Tae-Hun bersiap untuk pergi dan mengunjungi Sangpo saat Nirvana menjual album kedua mereka. Mengingat seberapa jauh jaraknya, dia didorong untuk membiarkan Gi-Jeong pergi dan membelinya. Gi-Jeong dengan senang hati melakukan hal ini, karena itu memberinya alasan untuk menemui Tae-Hun. Dia bahkan meneleponnya dan memutar rekaman di pemutar vinil melalui telepon (catatan tambahan: album itu fantastis dan sangat direkomendasikan!) Gi-Jeong meninggalkan toko dengan senyum lebar di wajahnya. Dia berterima kasih padanya dan bahkan berjanji untuk mentraktirnya makan enak.

Ingat penderitaan Du-Hwan? Yah, kita melihatnya di sini di sekolah setelah latihan sepak bola mengambil puncak licik ke kamar Kwon Hui-Su. Dia meratapi peruntungannya dengan Chang-Hee malam itu, ingin mencoba dan mengakui cintanya tetapi khawatir dia akan mengatakan tidak, setelah memutuskan bahwa dia akan langsung menolaknya.

Saat mereka merenungkan apa yang harus dilakukan, Du-Hwan datang dengan rencana gila yang melibatkan kecelakaan dan berpura-pura kehilangan ingatan, cara membuat alasan jika semuanya salah. Gi-Jeong sengaja mendengar semua ini dengan penuh minat dan dengan ragu menyarankan agar dia mencobanya.

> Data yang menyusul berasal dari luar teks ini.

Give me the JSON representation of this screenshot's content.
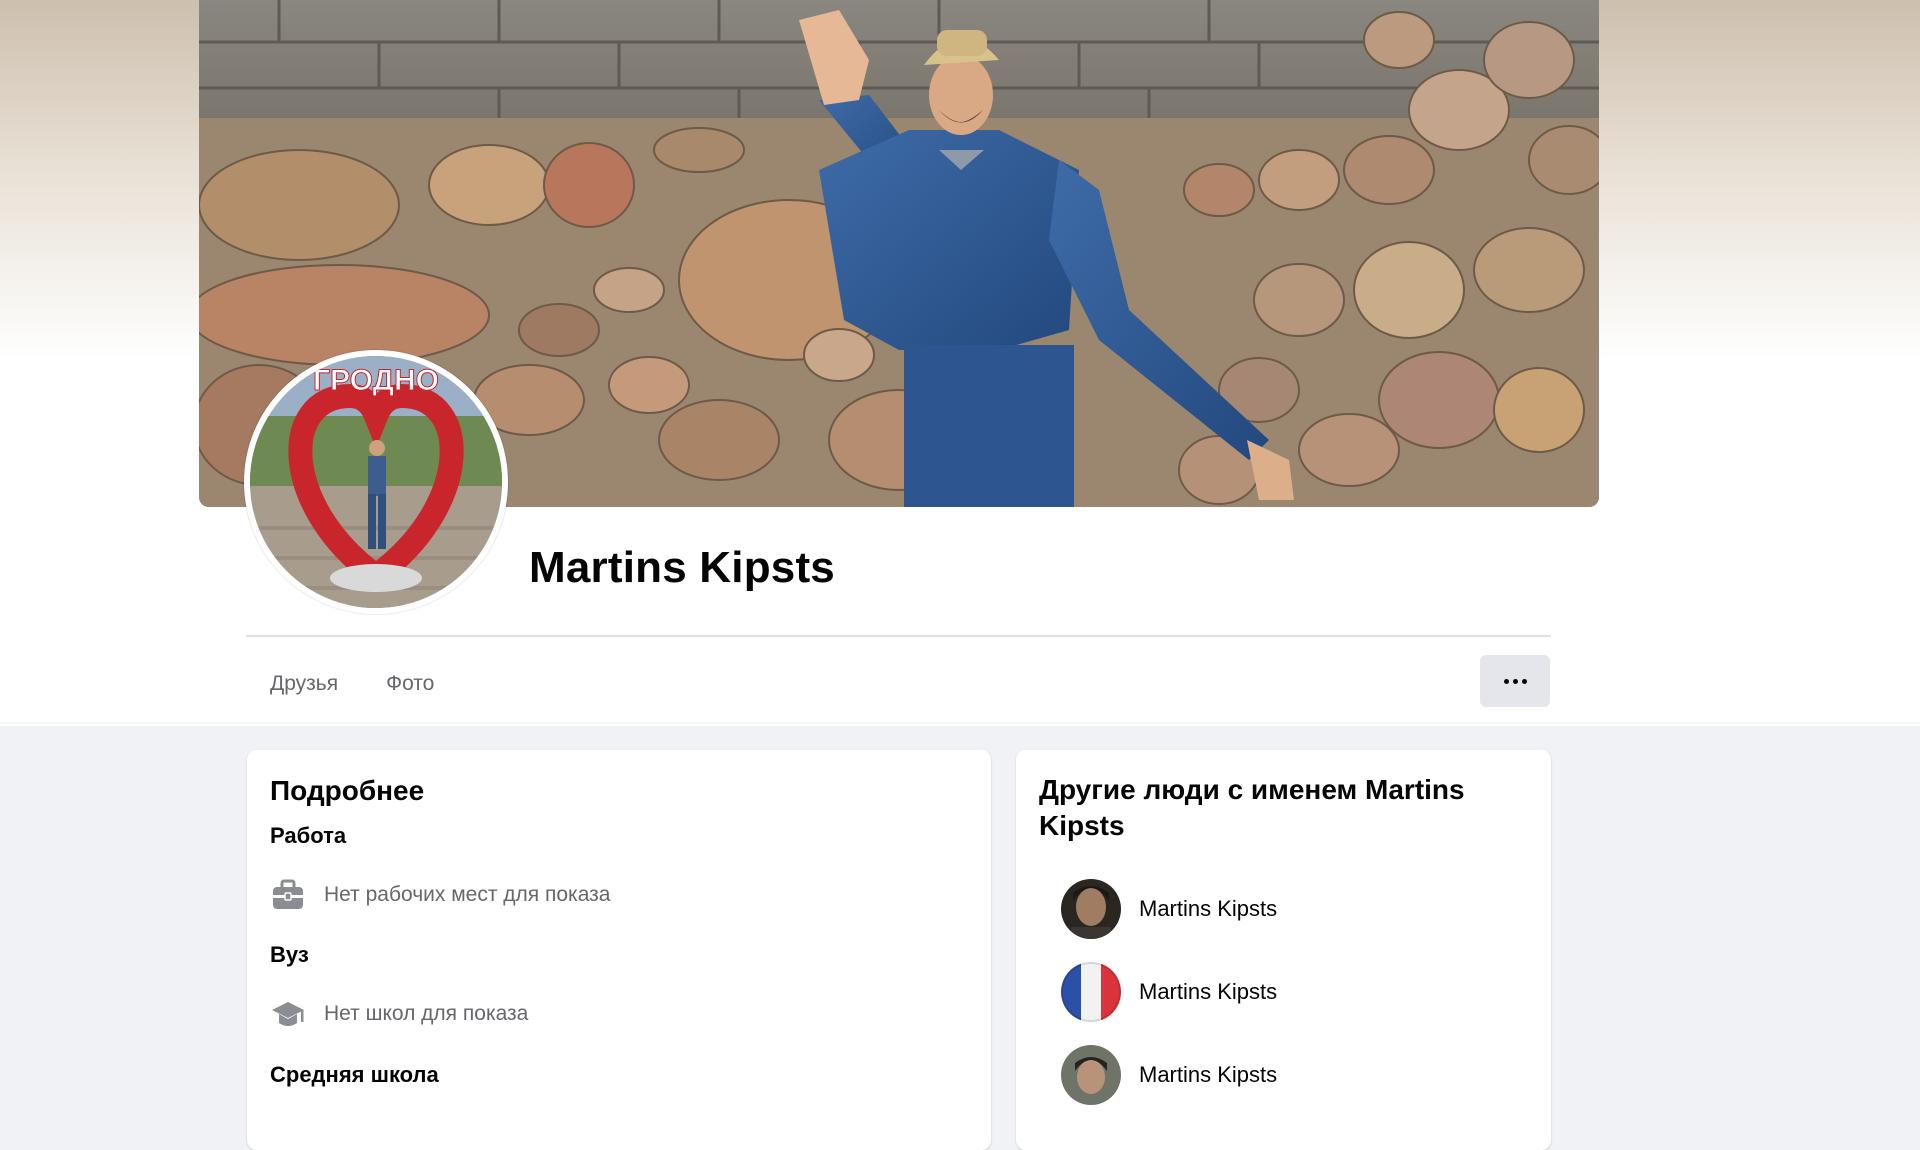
{
  "profile": {
    "name": "Martins Kipsts",
    "avatar_caption": "ГРОДНО"
  },
  "tabs": [
    {
      "label": "Друзья"
    },
    {
      "label": "Фото"
    }
  ],
  "more_icon": "ellipsis-icon",
  "details": {
    "title": "Подробнее",
    "work_label": "Работа",
    "work_empty": "Нет рабочих мест для показа",
    "work_icon": "briefcase-icon",
    "university_label": "Вуз",
    "university_empty": "Нет школ для показа",
    "university_icon": "graduation-cap-icon",
    "high_school_label": "Средняя школа"
  },
  "other_people": {
    "title": "Другие люди с именем Martins Kipsts",
    "people": [
      {
        "name": "Martins Kipsts"
      },
      {
        "name": "Martins Kipsts"
      },
      {
        "name": "Martins Kipsts"
      }
    ]
  },
  "colors": {
    "page_bg": "#f0f2f5",
    "card_bg": "#ffffff",
    "secondary_text": "#65676b",
    "button_bg": "#e4e6eb"
  }
}
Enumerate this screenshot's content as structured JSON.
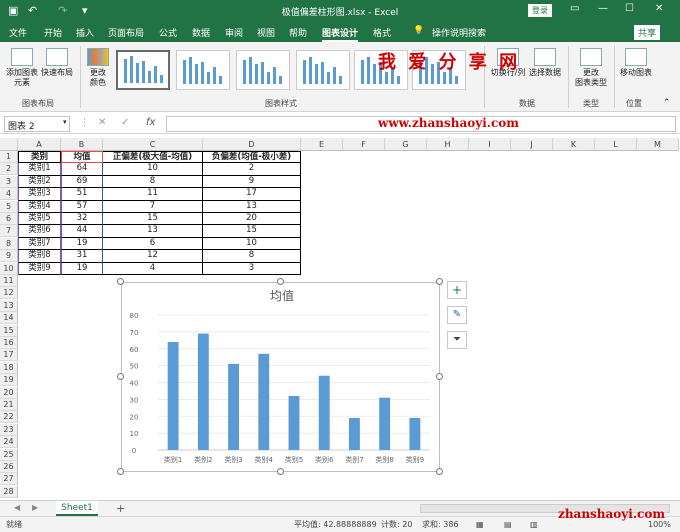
{
  "titlebar": {
    "title": "极值偏差柱形图.xlsx - Excel",
    "login": "登录"
  },
  "tabs": [
    "文件",
    "开始",
    "插入",
    "页面布局",
    "公式",
    "数据",
    "审阅",
    "视图",
    "帮助",
    "图表设计",
    "格式"
  ],
  "active_tab": "图表设计",
  "tell_me": "操作说明搜索",
  "share": "共享",
  "ribbon": {
    "add_element": "添加图表\n元素",
    "quick_layout": "快速布局",
    "change_color": "更改\n颜色",
    "group_layout": "图表布局",
    "group_styles": "图表样式",
    "switch_rowcol": "切换行/列",
    "select_data": "选择数据",
    "group_data": "数据",
    "change_type": "更改\n图表类型",
    "group_type": "类型",
    "move_chart": "移动图表",
    "group_location": "位置"
  },
  "watermark": {
    "text": "我 爱 分 享 网",
    "url": "www.zhanshaoyi.com",
    "url2": "zhanshaoyi.com"
  },
  "formula_bar": {
    "name_box": "图表 2",
    "fx": "fx",
    "value": ""
  },
  "columns": [
    "A",
    "B",
    "C",
    "D",
    "E",
    "F",
    "G",
    "H",
    "I",
    "J",
    "K",
    "L",
    "M"
  ],
  "rows": [
    "1",
    "2",
    "3",
    "4",
    "5",
    "6",
    "7",
    "8",
    "9",
    "10",
    "11",
    "12",
    "13",
    "14",
    "15",
    "16",
    "17",
    "18",
    "19",
    "20",
    "21",
    "22",
    "23",
    "24",
    "25",
    "26",
    "27",
    "28"
  ],
  "table": {
    "headers": [
      "类别",
      "均值",
      "正偏差(极大值-均值)",
      "负偏差(均值-极小差)"
    ],
    "rows": [
      [
        "类别1",
        "64",
        "10",
        "2"
      ],
      [
        "类别2",
        "69",
        "8",
        "9"
      ],
      [
        "类别3",
        "51",
        "11",
        "17"
      ],
      [
        "类别4",
        "57",
        "7",
        "13"
      ],
      [
        "类别5",
        "32",
        "15",
        "20"
      ],
      [
        "类别6",
        "44",
        "13",
        "15"
      ],
      [
        "类别7",
        "19",
        "6",
        "10"
      ],
      [
        "类别8",
        "31",
        "12",
        "8"
      ],
      [
        "类别9",
        "19",
        "4",
        "3"
      ]
    ]
  },
  "chart_data": {
    "type": "bar",
    "title": "均值",
    "categories": [
      "类别1",
      "类别2",
      "类别3",
      "类别4",
      "类别5",
      "类别6",
      "类别7",
      "类别8",
      "类别9"
    ],
    "values": [
      64,
      69,
      51,
      57,
      32,
      44,
      19,
      31,
      19
    ],
    "ylim": [
      0,
      80
    ],
    "yticks": [
      "0",
      "10",
      "20",
      "30",
      "40",
      "50",
      "60",
      "70",
      "80"
    ],
    "bar_color": "#5b9bd5",
    "grid": true
  },
  "sheet": {
    "tab": "Sheet1",
    "add": "+"
  },
  "status": {
    "ready": "就绪",
    "average": "平均值: 42.88888889",
    "count": "计数: 20",
    "sum": "求和: 386",
    "zoom": "100%"
  }
}
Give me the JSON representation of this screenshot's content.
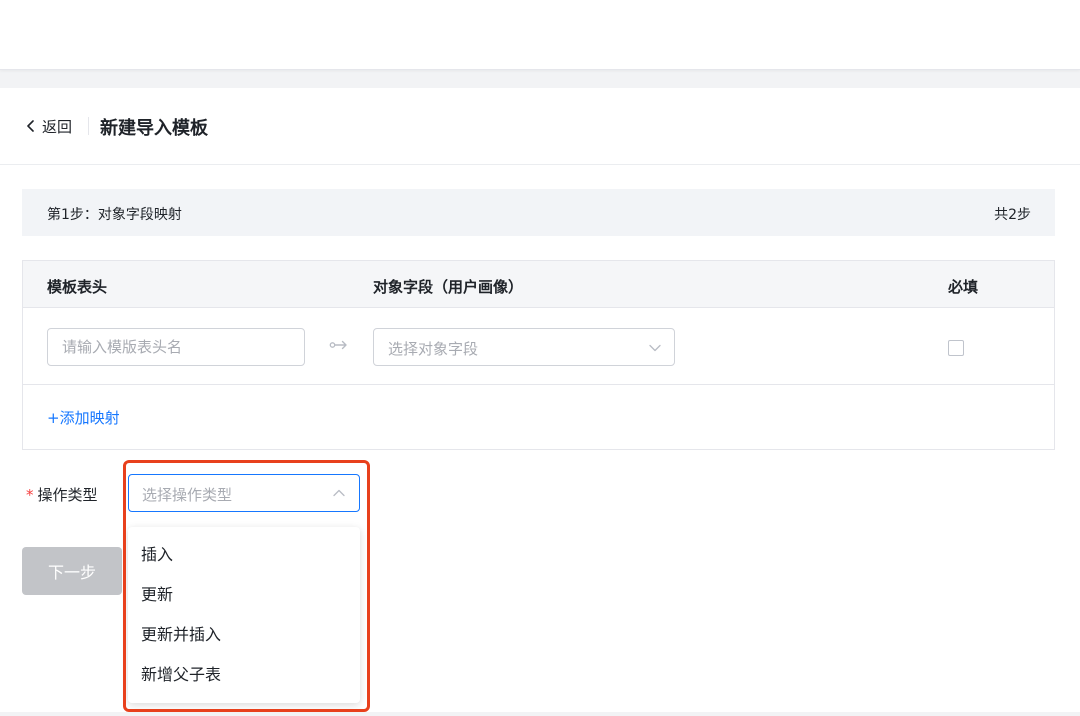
{
  "header": {
    "back_label": "返回",
    "title": "新建导入模板"
  },
  "step": {
    "label": "第1步：对象字段映射",
    "total": "共2步"
  },
  "mapping_table": {
    "columns": [
      "模板表头",
      "对象字段（用户画像）",
      "必填"
    ],
    "row": {
      "header_input_placeholder": "请输入模版表头名",
      "header_input_value": "",
      "field_select_placeholder": "选择对象字段",
      "required_checked": false
    },
    "add_label": "+添加映射"
  },
  "operation": {
    "required_mark": "*",
    "label": "操作类型",
    "placeholder": "选择操作类型",
    "options": [
      "插入",
      "更新",
      "更新并插入",
      "新增父子表"
    ],
    "dropdown_open": true
  },
  "next_button_label": "下一步",
  "colors": {
    "primary": "#1677ff",
    "required": "#f53f3f",
    "highlight": "#e8401c",
    "disabled_button": "#c2c4c8"
  },
  "icons": [
    "chevron-left-icon",
    "mapping-arrow-icon",
    "chevron-down-icon",
    "chevron-up-icon"
  ]
}
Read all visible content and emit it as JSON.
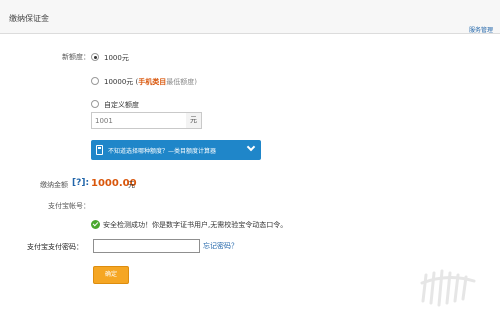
{
  "header": {
    "title": "缴纳保证金",
    "service_link": "服务管理"
  },
  "form": {
    "new_amount_label": "新额度：",
    "options": [
      {
        "text": "1000元",
        "checked": true
      },
      {
        "text": "10000元 (",
        "highlight": "手机类目",
        "suffix": "最低额度)",
        "checked": false
      },
      {
        "text": "自定义额度",
        "checked": false
      }
    ],
    "custom_amount_value": "1001",
    "custom_amount_unit": "元",
    "calculator_text": "不知道选择哪种额度？—类目额度计算器"
  },
  "payment": {
    "label": "缴纳金额",
    "help": "[?]:",
    "amount": "1000.00",
    "unit": "元"
  },
  "alipay": {
    "account_label": "支付宝帐号：",
    "success_message": "安全检测成功！你是数字证书用户,无需校验宝令动态口令。",
    "password_label": "支付宝支付密码：",
    "password_value": "",
    "forgot_link": "忘记密码？"
  },
  "actions": {
    "confirm_label": "确定"
  },
  "colors": {
    "accent_blue": "#1f86c9",
    "amount_orange": "#d9560b",
    "button_orange": "#f5a623",
    "success_green": "#4aa72e"
  }
}
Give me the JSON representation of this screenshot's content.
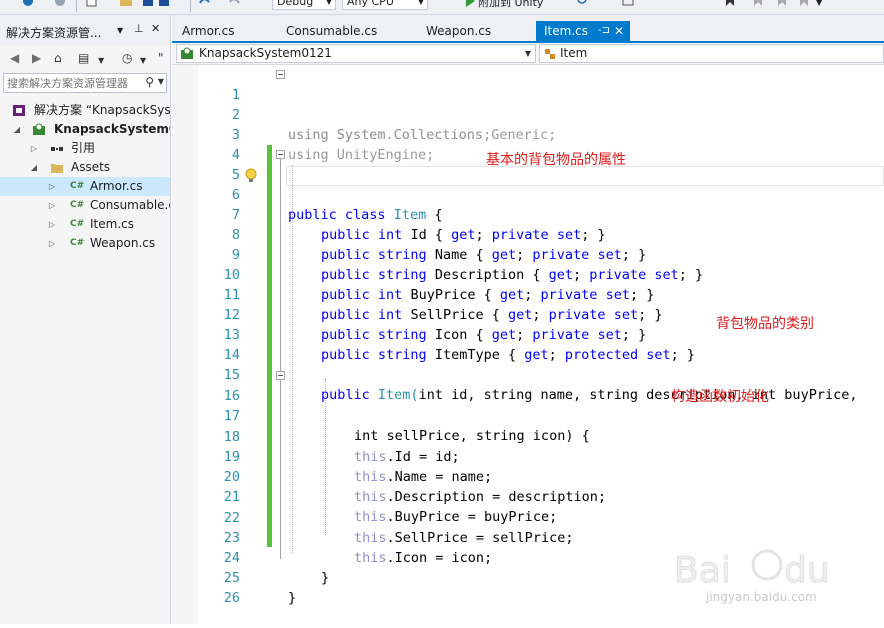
{
  "toolbar": {
    "config": "Debug",
    "platform": "Any CPU",
    "attach": "附加到 Unity"
  },
  "solution_explorer": {
    "title": "解决方案资源管...",
    "search_placeholder": "搜索解决方案资源管理器",
    "tree": [
      {
        "label": "解决方案 “KnapsackSys",
        "icon": "solution-icon",
        "bold": false
      },
      {
        "label": "KnapsackSystem01",
        "icon": "csharp-project-icon",
        "bold": true
      },
      {
        "label": "引用",
        "icon": "references-icon",
        "bold": false
      },
      {
        "label": "Assets",
        "icon": "folder-icon",
        "bold": false
      },
      {
        "label": "Armor.cs",
        "icon": "csharp-file-icon",
        "bold": false,
        "selected": true
      },
      {
        "label": "Consumable.c",
        "icon": "csharp-file-icon",
        "bold": false
      },
      {
        "label": "Item.cs",
        "icon": "csharp-file-icon",
        "bold": false
      },
      {
        "label": "Weapon.cs",
        "icon": "csharp-file-icon",
        "bold": false
      }
    ]
  },
  "tabs": [
    {
      "label": "Armor.cs",
      "active": false
    },
    {
      "label": "Consumable.cs",
      "active": false
    },
    {
      "label": "Weapon.cs",
      "active": false
    },
    {
      "label": "Item.cs",
      "active": true
    }
  ],
  "navbar": {
    "project": "KnapsackSystem0121",
    "type": "Item"
  },
  "code": {
    "line_numbers": [
      "1",
      "2",
      "3",
      "4",
      "5",
      "6",
      "7",
      "8",
      "9",
      "10",
      "11",
      "12",
      "13",
      "14",
      "15",
      "16",
      "17",
      "18",
      "19",
      "20",
      "21",
      "22",
      "23",
      "24",
      "25",
      "26"
    ],
    "l1": "using System.Collections;",
    "l2": "using System.Collections.Generic;",
    "l3": "using UnityEngine;",
    "l5a": "public class",
    "l5b": "Item",
    "l5c": "{",
    "props": [
      {
        "type": "int",
        "name": "Id",
        "setter": "private"
      },
      {
        "type": "string",
        "name": "Name",
        "setter": "private"
      },
      {
        "type": "string",
        "name": "Description",
        "setter": "private"
      },
      {
        "type": "int",
        "name": "BuyPrice",
        "setter": "private"
      },
      {
        "type": "int",
        "name": "SellPrice",
        "setter": "private"
      },
      {
        "type": "string",
        "name": "Icon",
        "setter": "private"
      },
      {
        "type": "string",
        "name": "ItemType",
        "setter": "protected"
      }
    ],
    "ctor1_name": "Item(",
    "ctor1_params": "int id, string name, string description, int buyPrice,",
    "ctor2_params": "int sellPrice, string icon) {",
    "assigns": [
      {
        "field": ".Id = id;"
      },
      {
        "field": ".Name = name;"
      },
      {
        "field": ".Description = description;"
      },
      {
        "field": ".BuyPrice = buyPrice;"
      },
      {
        "field": ".SellPrice = sellPrice;"
      },
      {
        "field": ".Icon = icon;"
      }
    ],
    "this_kw": "this",
    "close_inner": "}",
    "close_outer": "}"
  },
  "annotations": {
    "a1": "基本的背包物品的属性",
    "a2": "背包物品的类别",
    "a3": "构造函数初始化"
  },
  "watermark": {
    "text": "jingyan.baidu.com"
  }
}
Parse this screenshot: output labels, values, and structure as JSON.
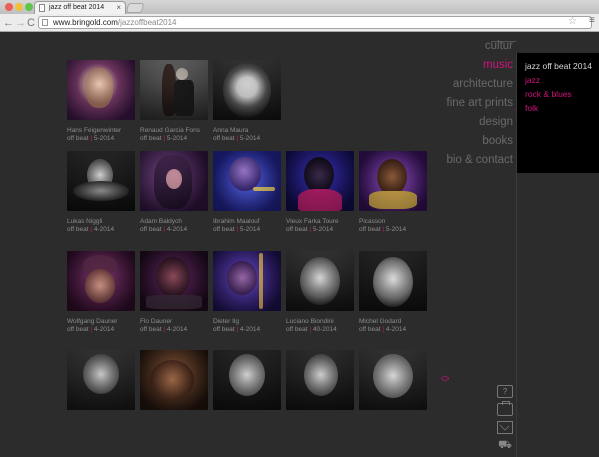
{
  "browser": {
    "tab_title": "jazz off beat 2014",
    "tab_close": "×",
    "url_domain": "www.bringold.com",
    "url_path": "/jazzoffbeat2014",
    "back": "←",
    "forward": "→",
    "reload": "C",
    "star": "☆",
    "menu": "≡"
  },
  "nav": {
    "items": [
      {
        "label": "cultur",
        "active": false
      },
      {
        "label": "music",
        "active": true
      },
      {
        "label": "architecture",
        "active": false
      },
      {
        "label": "fine art prints",
        "active": false
      },
      {
        "label": "design",
        "active": false
      },
      {
        "label": "books",
        "active": false
      },
      {
        "label": "bio & contact",
        "active": false
      }
    ]
  },
  "submenu": {
    "title": "jazz off beat 2014",
    "items": [
      "jazz",
      "rock & blues",
      "folk"
    ]
  },
  "gallery": {
    "rows": [
      [
        {
          "name": "Hans Feigenwinter",
          "event": "off beat",
          "date": "5-2014"
        },
        {
          "name": "Renaud Garcia Fons",
          "event": "off beat",
          "date": "5-2014"
        },
        {
          "name": "Anna Maura",
          "event": "off beat",
          "date": "5-2014"
        }
      ],
      [
        {
          "name": "Lukas Niggli",
          "event": "off beat",
          "date": "4-2014"
        },
        {
          "name": "Adam Baldych",
          "event": "off beat",
          "date": "4-2014"
        },
        {
          "name": "Ibrahim Maalouf",
          "event": "off beat",
          "date": "5-2014"
        },
        {
          "name": "Vieux Farka Toure",
          "event": "off beat",
          "date": "5-2014"
        },
        {
          "name": "Picasson",
          "event": "off beat",
          "date": "5-2014"
        }
      ],
      [
        {
          "name": "Wolfgang Dauner",
          "event": "off beat",
          "date": "4-2014"
        },
        {
          "name": "Flo Dauner",
          "event": "off beat",
          "date": "4-2014"
        },
        {
          "name": "Dieter Ilg",
          "event": "off beat",
          "date": "4-2014"
        },
        {
          "name": "Luciano Biondini",
          "event": "off beat",
          "date": "40-2014"
        },
        {
          "name": "Michel Godard",
          "event": "off beat",
          "date": "4-2014"
        }
      ],
      [
        {
          "name": "",
          "event": "",
          "date": ""
        },
        {
          "name": "",
          "event": "",
          "date": ""
        },
        {
          "name": "",
          "event": "",
          "date": ""
        },
        {
          "name": "",
          "event": "",
          "date": ""
        },
        {
          "name": "",
          "event": "",
          "date": ""
        }
      ]
    ]
  },
  "scroll": {
    "up": "︿",
    "down": "﹀"
  },
  "footer_icons": [
    {
      "name": "help-icon",
      "glyph": "?"
    },
    {
      "name": "briefcase-icon",
      "glyph": ""
    },
    {
      "name": "mail-icon",
      "glyph": ""
    },
    {
      "name": "cart-icon",
      "glyph": "⛟"
    }
  ],
  "colors": {
    "accent": "#d1137d",
    "background": "#2c2c2c",
    "nav_text": "#6a6a6a"
  }
}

Selama di Joy, Mi-Jeong didorong untuk pulang lebih awal setelah menyelesaikan pekerjaannya dan membuat bosnya terkesan. Bertahan dan melewati kesulitan telah membuahkan hasil dan itu berarti dia bisa melihat Tuan Gu lebih awal. Namun Gu, kebetulan berada di supermarket dan dia berpikir dua kali untuk membeli alkohol. Ketika dia melangkah keluar, dia menabrak Mi-Jeong, yang mengakui bahwa dia hampir memeluknya dalam perjalanan pulang. Asisten toko melihat mereka pergi bersama, bergumam pada dirinya sendiri bahwa Mi-Jeong melakukan perbuatan baik.

Ingat apa yang kita katakan tentang masa lalu Gu? Yah, dia menerima telepon khawatir dari kontaknya di Seoul. Rupanya, Sam-Sik adalah nama pria yang melihatnya di pom bensin. Dia juga ada di sana bersama bosnya, Baek. Dia juga mengetahui bahwa Baek akan segera mengobrak-abrik daerah itu.

Gi-jeong pergi ke “kencan”-nya dengan Tae-Hun di mana mereka mendiskusikan musik bersama. Yaitu Nirwana. “Saya sangat senang,” kata Tae-Hun. Gi-Jeong mulai bersemangat dengan gembira… “Saya tidak sabar untuk pulang dan mendengarkannya.” Oh. Oh tidak…

Di jalan keluar pintu, Gi-Jeong akhirnya mengumpulkan keberanian dan bertanya pada Tae-Hun apakah dia ingin menjalin hubungan. Atau berkencan dengan santai, apa pun caranya.

Tae-Hun tentu saja terkejut dan itu mendorong Gi-Jeong yang bingung untuk bergegas pergi, merasa ditolak. Saat dia melakukannya, dia memberlakukan rencana kehilangan ingatan, dengan Chang-Hee memberinya dorongan pada sepeda motor yang dikendarai oleh Du-Hwan. Sayangnya dorongan kecil itu berakhir dengan tangannya terkilir dan berjalan pulang sambil terisak-isak. Rencananya gagal total.

Gi-Jeong yang malang merasa malu dan harga dirinya hancur. Chang-Hee mengabaikannya sebagai tanda sikapnya yang terlalu dramatis. Saat dia duduk untuk makan bersama yang lain, dia bersulang bahwa dia bisa mengatasi ini. Gi-Jeong mengakui bahwa dia merasa lebih baik sekarang setelah mengungkapkan masalahnya, dia yakin dia seharusnya melakukan ini beberapa waktu lalu untuk mengatasi perasaannya. Saat pelangi muncul di langit, semua orang mengaguminya, termasuk Chang-Hee yang bersumpah untuk mendapatkan promosi. Tae-Hun memotretnya, sementara Gu dan Mi-Jeong juga menatapnya.